LINCOLN, Neb. (KLKN) – In the past month, American flags have been at half-staff due to numerous mass shootings across the country, a disturbing trend that has many Americans asking how we can put an end to the violence.

UNL psychology professor Dr. Mario Scalora is one of the top threat assessment professionals in the country. He says the key is to try and stop problems before they start.

“In the vast majority of these cases of mass shootings and targeted violence, there were warning signs, like actual threats of violence, suicidal statements, statements that they were going to escalate and show up and take revenge,” Scalora said. “So we have to take those warning signs seriously.”

These warning signs can take place in-person or online. Scalora says people who commit mass shootings do so because they have a grievance with something in life, but are willing to take that grievance much further than the rest of the population.

“In many of these cases, people are putting out warning signs,” he said. “Rarely is it that people aren’t recognizing them. The issue is people aren’t always comfortable reporting them.”

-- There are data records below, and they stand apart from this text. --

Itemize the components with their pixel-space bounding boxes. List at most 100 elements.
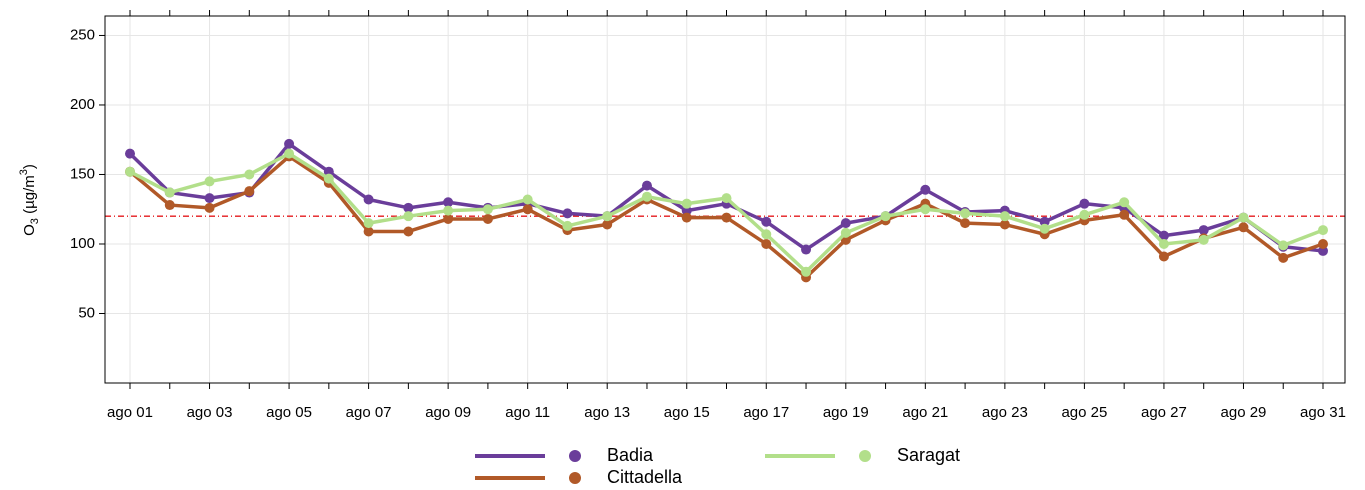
data-point [721, 212, 732, 223]
y-tick-label: 100 [70, 235, 95, 252]
legend-label: Saragat [897, 445, 960, 465]
x-tick-label: ago 11 [505, 404, 550, 421]
legend-dot [569, 450, 581, 462]
data-point [1039, 223, 1050, 234]
data-point [1119, 197, 1130, 208]
y-label-part: (µg/m [21, 175, 38, 218]
data-point [1278, 252, 1289, 263]
y-tick-label: 150 [70, 165, 95, 182]
x-tick-label: ago 29 [1221, 404, 1267, 421]
legend-label: Cittadella [607, 467, 683, 487]
legend-dot [569, 472, 581, 484]
x-tick-label: ago 07 [346, 404, 392, 421]
data-point [1198, 234, 1209, 245]
data-point [761, 238, 772, 249]
data-point [801, 244, 812, 255]
data-point [403, 211, 414, 222]
data-point [1039, 216, 1050, 227]
data-point [801, 266, 812, 277]
data-point [960, 218, 971, 229]
data-point [284, 138, 295, 149]
y-tick-label: 200 [70, 96, 95, 113]
data-point [721, 193, 732, 204]
y-label-part: 3 [29, 218, 41, 224]
data-point [244, 186, 255, 197]
data-point [1119, 209, 1130, 220]
data-point [1158, 251, 1169, 262]
data-point [602, 211, 613, 222]
x-tick-label: ago 23 [982, 404, 1028, 421]
data-point [1158, 238, 1169, 249]
data-point [482, 213, 493, 224]
data-point [1238, 222, 1249, 233]
data-point [641, 191, 652, 202]
data-point [562, 220, 573, 231]
x-tick-label: ago 15 [664, 404, 710, 421]
data-point [562, 208, 573, 219]
data-point [164, 200, 175, 211]
data-point [840, 227, 851, 238]
data-point [204, 202, 215, 213]
data-point [880, 211, 891, 222]
x-tick-label: ago 31 [1300, 404, 1346, 421]
x-tick-label: ago 09 [425, 404, 471, 421]
data-point [1198, 225, 1209, 236]
data-point [761, 229, 772, 240]
x-tick-label: ago 19 [823, 404, 869, 421]
data-point [125, 166, 135, 177]
x-tick-label: ago 25 [1061, 404, 1107, 421]
data-point [443, 205, 454, 216]
data-point [323, 173, 334, 184]
x-tick-label: ago 17 [743, 404, 789, 421]
data-point [681, 198, 692, 209]
data-point [204, 193, 215, 204]
y-label-part: 3 [18, 169, 30, 175]
data-point [1278, 240, 1289, 251]
x-tick-label: ago 27 [1141, 404, 1187, 421]
legend-label: Badia [607, 445, 654, 465]
data-point [482, 204, 493, 215]
x-tick-label: ago 03 [187, 404, 233, 421]
data-point [1318, 245, 1328, 256]
data-point [522, 194, 533, 205]
data-point [164, 187, 175, 198]
data-point [522, 204, 533, 215]
data-point [403, 202, 414, 213]
plot-frame [104, 15, 1346, 384]
data-point [960, 208, 971, 219]
data-point [443, 213, 454, 224]
data-point [323, 166, 334, 177]
data-point [1318, 238, 1328, 249]
data-point [840, 218, 851, 229]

Scalora says there are several reasons why people don’t report warning signs. They may be fearful for their own safety or think they are overreacting. It’s also possible they do not trust authorities to handle the situation.

“If you see something you say something,” Scalora said. “We see it as our responsibility to look out for other people’s safety. That doesn’t mean any time you report something, you think somebody is going to be the next mass shooter. It means that you’re worried about them, and you want them to either, one, not get in more trouble, or two, get them help they need so they don’t escalate.”

Scalora says it is the community’s responsibility to identify and report issues that have a chance to escalate.

“I think if we have more people coming forward with concerns, that is a sign of progress,” he said. “It may look like, ‘Oh my God, we have more incidents,’ but if people are coming forward more, it means people are reaching out more and finding solutions.”

People can report suspected violent behavior to their local police department or hotlines including the Nebraska Family Helpline at 1-888-866-8660 or the Boys Town National Hotline at 1-800-448-3000.